White House once again requests $150 million for TMF
The White House is holding steady at a $150 million budget request for the Technology Modernization Fund in President Trump’s fiscal year 2021 proposal released Monday.
The executive branch requested $150 million for fiscal 2020 as well, but ended up getting just $25 million.
This follows a trend of appropriators granting the fund significantly less than asked for. The White House requested $220 million in 2018, the fund’s inaugural year, and ended up with $100 million. In fiscal 2019 it requested $228 million and got $25 million.
The TMF, which is housed within the General Services Administration and overseen by both GSA and the Office of Management and Budget, gives agencies money for long-term IT modernization projects. Thus far the TMF has awarded a total of $90 million to seven distinct projects— two at both the U.S. Department of Agriculture, General Services Administration, and one apiece at the departments of Energy, Housing and Urban Development, and Labor. The agencies are required to repay the fund with the savings they accrue due to modernization.
While the TMF enjoys bipartisan support, there has been some skepticism about it among appropriators.

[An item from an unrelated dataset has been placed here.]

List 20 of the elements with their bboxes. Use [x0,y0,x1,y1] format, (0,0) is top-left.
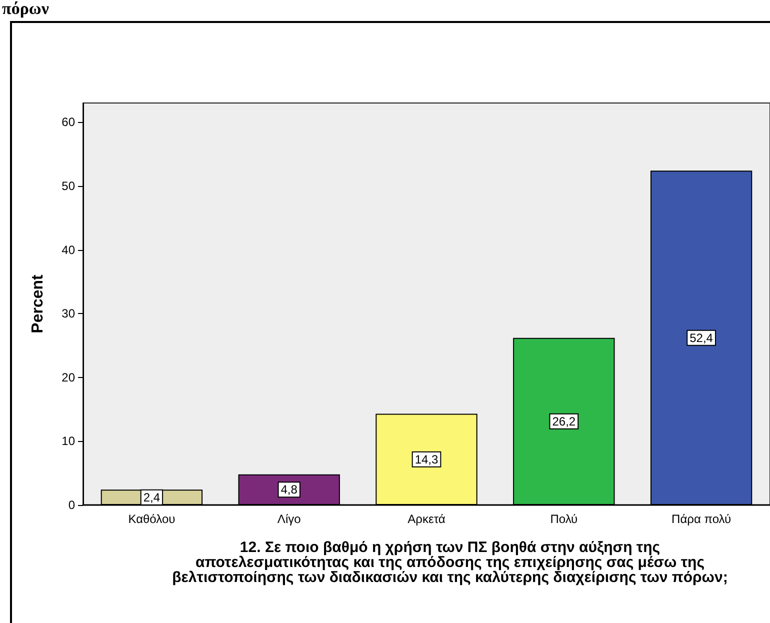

The Government Accountability Office also expressed some doubts in a December 2019 report on whether the modernization projects will really save agencies as much money as they expect and thus whether the TMF will be able to collect fees to cover its own administrative costs. The fund’s program management office has spent $1.2 million and collected only $33,165, the report said. At this rate, the watchdog said, the TMF won’t recover its costs until 2025.